Monday, March 28, 2016


Long weekends are the best. Have you had an Easter weekend filled with chocolate messes and brightly-coloured bonnets? Oh I do hope so, there's something quite wonderful about sharing Easter with a little person. Each little foil-wrapped chocolate is magical, and bunnies with bells are the (anticipated) norm. Collectively, we've moved through the days armed with packets of wet wipes for sticky fingers and chocolate-covered faces.

We had to make an easter bonnet for school. Our first, ever.

We went to the shops to buy supplies but I couldn't bear all the Easter tat: pom pom chickens in their dozens, lined up in an army of toddler madness, glitter-covered styrofoam waiting to be glued to a bonnet with messy abandon, stick-nests and pipe cleaners.

Is it just me?

By the time you added up the cost of all the decorations, you ended up with a costly colour experiment that was going to last one day.  And it is all just the same.
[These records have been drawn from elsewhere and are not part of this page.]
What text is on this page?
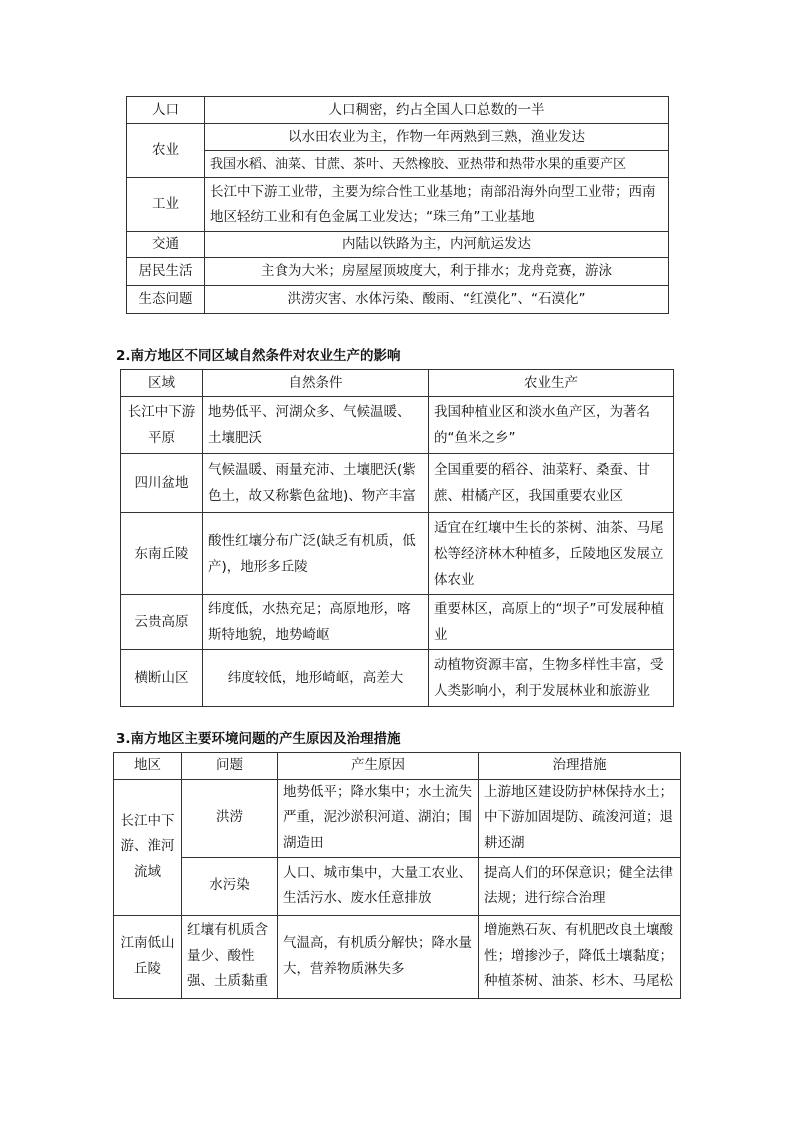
人口	人口稠密，约占全国人口总数的一半
农业	以水田农业为主，作物一年两熟到三熟，渔业发达
	我国水稻、油菜、甘蔗、茶叶、天然橡胶、亚热带和热带水果的重要产区
工业	长江中下游工业带，主要为综合性工业基地；南部沿海外向型工业带；西南地区轻纺工业和有色金属工业发达；“珠三角”工业基地
交通	内陆以铁路为主，内河航运发达
居民生活	主食为大米；房屋屋顶坡度大，利于排水；龙舟竞赛，游泳
生态问题	洪涝灾害、水体污染、酸雨、“红漠化”、“石漠化”
2.南方地区不同区域自然条件对农业生产的影响
区域	自然条件	农业生产
长江中下游平原	地势低平、河湖众多、气候温暖、土壤肥沃	我国种植业区和淡水鱼产区，为著名的“鱼米之乡”
四川盆地	气候温暖、雨量充沛、土壤肥沃(紫色土，故又称紫色盆地)、物产丰富	全国重要的稻谷、油菜籽、桑蚕、甘蔗、柑橘产区，我国重要农业区
东南丘陵	酸性红壤分布广泛(缺乏有机质，低产)，地形多丘陵	适宜在红壤中生长的茶树、油茶、马尾松等经济林木种植多，丘陵地区发展立体农业
云贵高原	纬度低，水热充足；高原地形，喀斯特地貌，地势崎岖	重要林区，高原上的“坝子”可发展种植业
横断山区	纬度较低，地形崎岖，高差大	动植物资源丰富，生物多样性丰富，受人类影响小，利于发展林业和旅游业
3.南方地区主要环境问题的产生原因及治理措施
地区	问题	产生原因	治理措施
长江中下游、淮河流域	洪涝	地势低平；降水集中；水土流失严重，泥沙淤积河道、湖泊；围湖造田	上游地区建设防护林保持水土；中下游加固堤防、疏浚河道；退耕还湖
	水污染	人口、城市集中，大量工农业、生活污水、废水任意排放	提高人们的环保意识；健全法律法规；进行综合治理
江南低山丘陵	红壤有机质含量少、酸性强、土质黏重	气温高，有机质分解快；降水量大，营养物质淋失多	增施熟石灰、有机肥改良土壤酸性；增掺沙子，降低土壤黏度；种植茶树、油茶、杉木、马尾松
Inspired by a discussion about crepe flowers with an excellent friend of mine, I went in search of crepe paper in all the local stores. Crepe roses! Crepe daisies! Crepe peonies! Audrey Hepburn's easter bonnet wouldn't compare. Alas, there was none. Sadly, pre-Easter weekend must have been a crepe paper frenzy, with reams of the stuff flying off the shelves.

We opted for the readily-available tissue paper instead, supplied in a pack of coordinating easter colours.

We used this basic template for the basis of our tissue flowers. From Rust and Sunshine here. 
Tissue paper flowers are magical things. They are quick, easy, and fun for mum and toddler alike. Isla loved pulling at the shapes and the more she crinkled, crushed and squashed them, the better they looked. Baby-proof crafts are rare.


Not quite Audrey Hepburn, but delightfully colourful and not a styrofoam egg in sight. And, because I'm not a complete Easter Grinch, we stuck a few butterflies on with glitter glue.

Isla has worn her Easter Bonnet for a week now, enjoying the bigness and floppiness and floralness of it all. She pulls off bits now and then, distributing the colour around the house in unexpected spots. It even won first place in the class bonnet competition. Her prize? An enormous, almost life-sized chocolate chicken. Sticky fingers all-round.